Certain atmospheric spectral features, including N2O and NH3, which can, but do not have to be produced biotically, could be detected in H2 -dominated atmospheres (Seager et al., 2013; Baines et al., 2014). Such volcanic-hydrogen atmospheres may also be able to evolve methane-based photosynthesis (Bains et al., 2014). Distinguishing biosignatures from abiotic sources in such atmospheres will be challenging.

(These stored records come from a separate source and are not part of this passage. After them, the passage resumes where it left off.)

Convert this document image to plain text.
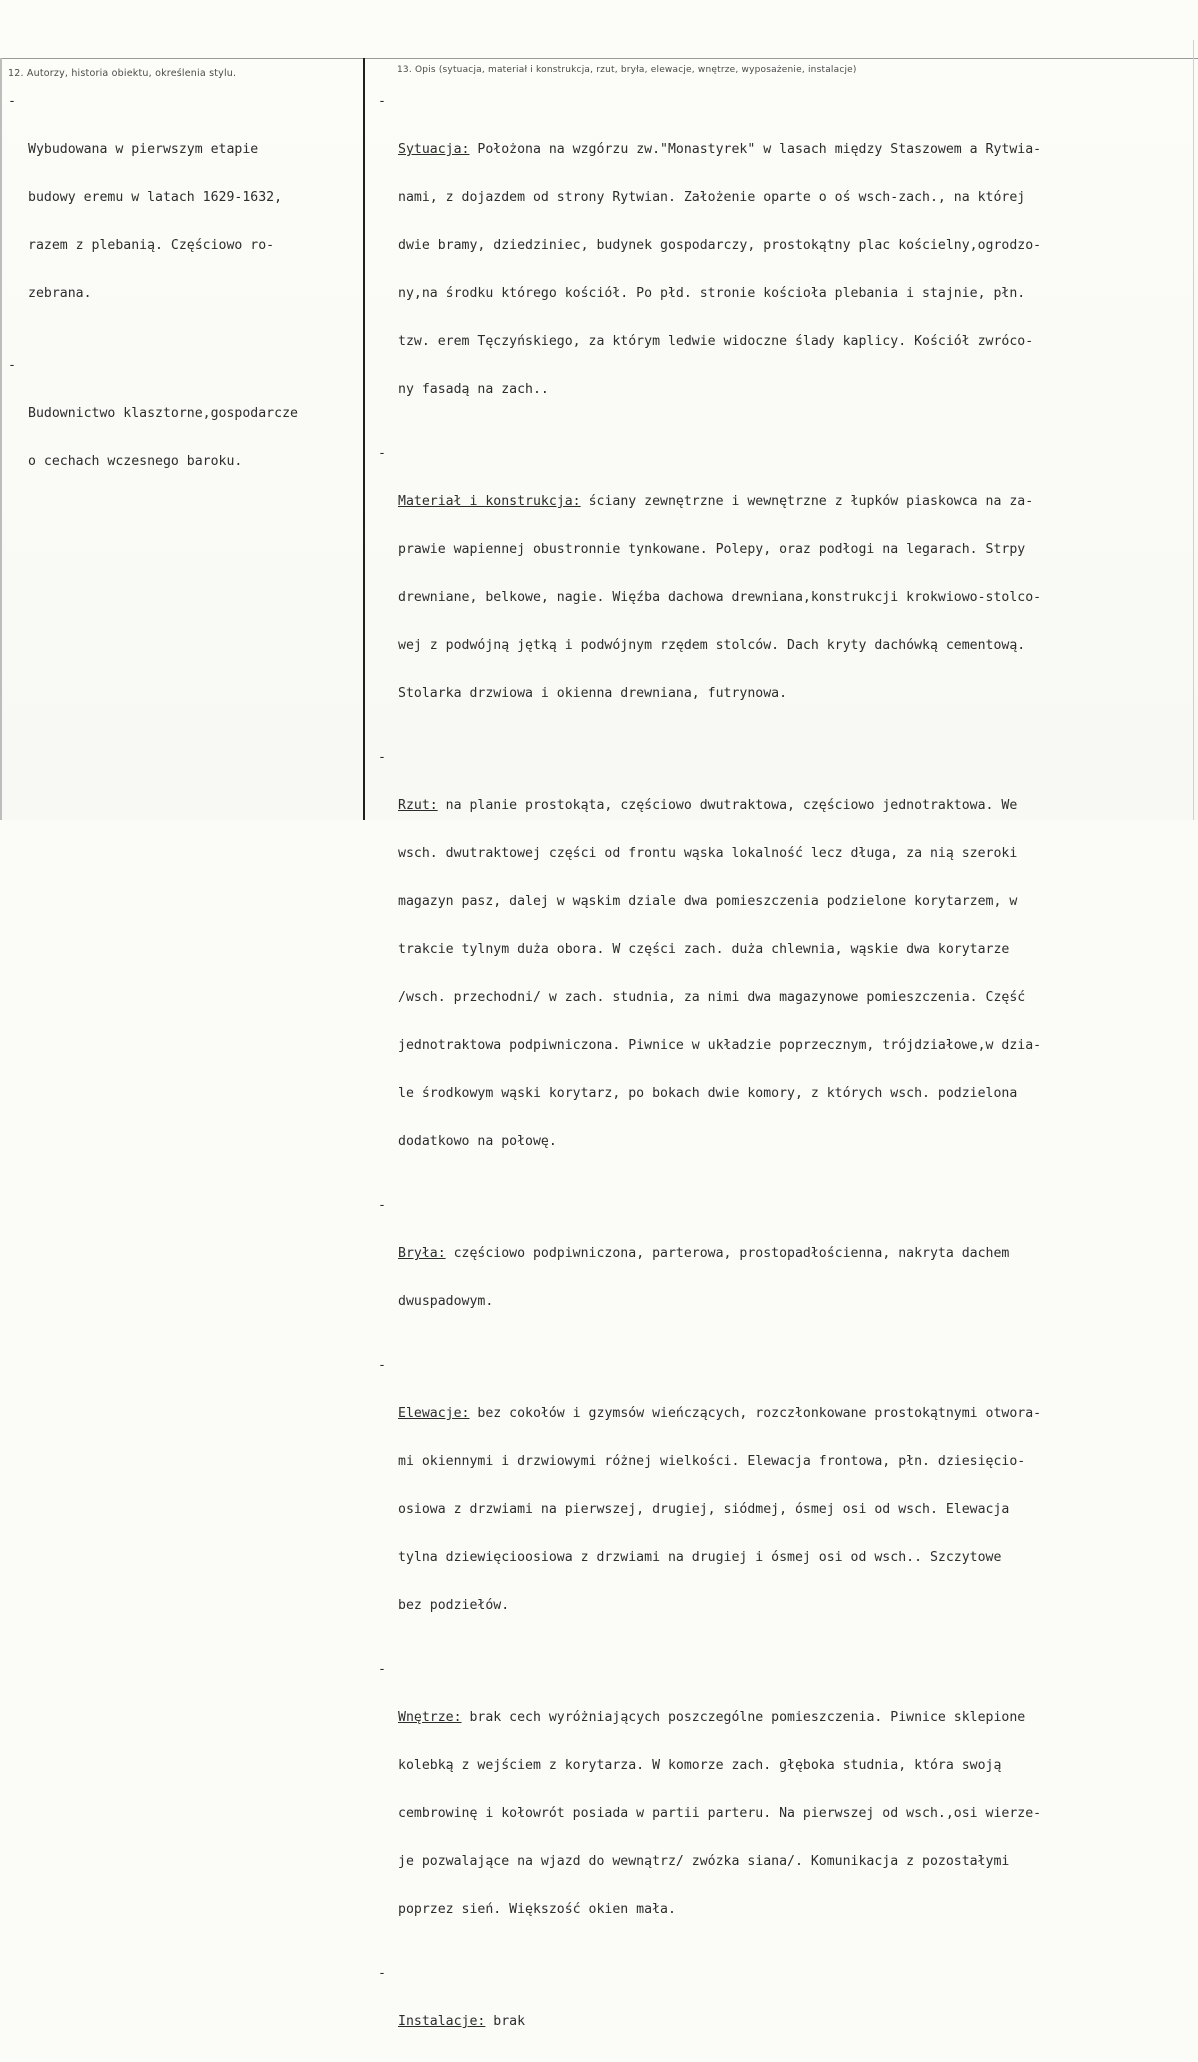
12. Autorzy, historia obiektu, określenia stylu.	13. Opis (sytuacja, materiał i konstrukcja, rzut, bryła, elewacje, wnętrze, wyposażenie, instalacje)

-

Wybudowana w pierwszym etapie

budowy eremu w latach 1629-1632,

razem z plebanią. Częściowo ro-

zebrana.

-

Budownictwo klasztorne,gospodarcze

o cechach wczesnego baroku.

-

Sytuacja: Położona na wzgórzu zw."Monastyrek" w lasach między Staszowem a Rytwia-

nami, z dojazdem od strony Rytwian. Założenie oparte o oś wsch-zach., na której

dwie bramy, dziedziniec, budynek gospodarczy, prostokątny plac kościelny,ogrodzo-

ny,na środku którego kościół. Po płd. stronie kościoła plebania i stajnie, płn.

tzw. erem Tęczyńskiego, za którym ledwie widoczne ślady kaplicy. Kościół zwróco-

ny fasadą na zach..

-

Materiał i konstrukcja: ściany zewnętrzne i wewnętrzne z łupków piaskowca na za-

prawie wapiennej obustronnie tynkowane. Polepy, oraz podłogi na legarach. Strpy

drewniane, belkowe, nagie. Więźba dachowa drewniana,konstrukcji krokwiowo-stolco-

wej z podwójną jętką i podwójnym rzędem stolców. Dach kryty dachówką cementową.

Stolarka drzwiowa i okienna drewniana, futrynowa.

-

Rzut: na planie prostokąta, częściowo dwutraktowa, częściowo jednotraktowa. We

wsch. dwutraktowej części od frontu wąska lokalność lecz długa, za nią szeroki

magazyn pasz, dalej w wąskim dziale dwa pomieszczenia podzielone korytarzem, w

trakcie tylnym duża obora. W części zach. duża chlewnia, wąskie dwa korytarze

/wsch. przechodni/ w zach. studnia, za nimi dwa magazynowe pomieszczenia. Część

jednotraktowa podpiwniczona. Piwnice w układzie poprzecznym, trójdziałowe,w dzia-

le środkowym wąski korytarz, po bokach dwie komory, z których wsch. podzielona

dodatkowo na połowę.

-

Bryła: częściowo podpiwniczona, parterowa, prostopadłościenna, nakryta dachem

dwuspadowym.

-

Elewacje: bez cokołów i gzymsów wieńczących, rozczłonkowane prostokątnymi otwora-

mi okiennymi i drzwiowymi różnej wielkości. Elewacja frontowa, płn. dziesięcio-

osiowa z drzwiami na pierwszej, drugiej, siódmej, ósmej osi od wsch. Elewacja

tylna dziewięcioosiowa z drzwiami na drugiej i ósmej osi od wsch.. Szczytowe

bez podziełów.

-

Wnętrze: brak cech wyróżniających poszczególne pomieszczenia. Piwnice sklepione

kolebką z wejściem z korytarza. W komorze zach. głęboka studnia, która swoją

cembrowinę i kołowrót posiada w partii parteru. Na pierwszej od wsch.,osi wierze-

je pozwalające na wjazd do wewnątrz/ zwózka siana/. Komunikacja z pozostałymi

poprzez sień. Większość okien mała.

-

Instalacje: brak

Note the possibilities that must be distinguished here:

NH3 can be formed abiotically through reaction of N2 and H2 in hydrothermal vents on planets with reducing mantles (Kasting et al., 2014). N2O can be formed a number of ways including through atmospheric shock from meteoritic fall-in, lightning, UV radiation (e.g. Ramirez, 2016) and through solar flare interactions with the magnetosphere (Airapetian et al., 2016). Thus, future biosignature studies should focus on modeling biotic and abiotic sources for these gases in thin volcanic-hydrogen atmospheres.

Clearly there is plenty of work ahead, but a combined greenhouse effect from hydrogen, water and CO2 could be the key to expand stellar habitable zones and widen our observational window. As Kaltenegger puts it, “Where we thought you would only find icy wastelands, planets can be nice and warm – as long as volcanoes are in view.” And warming hydrogen, all too easily lost into space, can be renewed by the same kind of volcanic hydrogen that puffs up planetary atmospheres, making that much stronger a signal for the detection of biomarkers.

Does TRAPPIST-1, then, have the capacity for yet another planet in the habitable zone? Kaltenegger isn’t ready to go that far, saying “…uncertainties with the orbit of the outermost Trappist-1 planet ‘h’ mean that we’ll have to wait and see on that one,”

The paper is Ramirez and Kaltenegger, “A Volcanic Hydrogen Habitable Zone,” The Astrophysical Journal Letters 837, No. 1 (2017). Abstract available.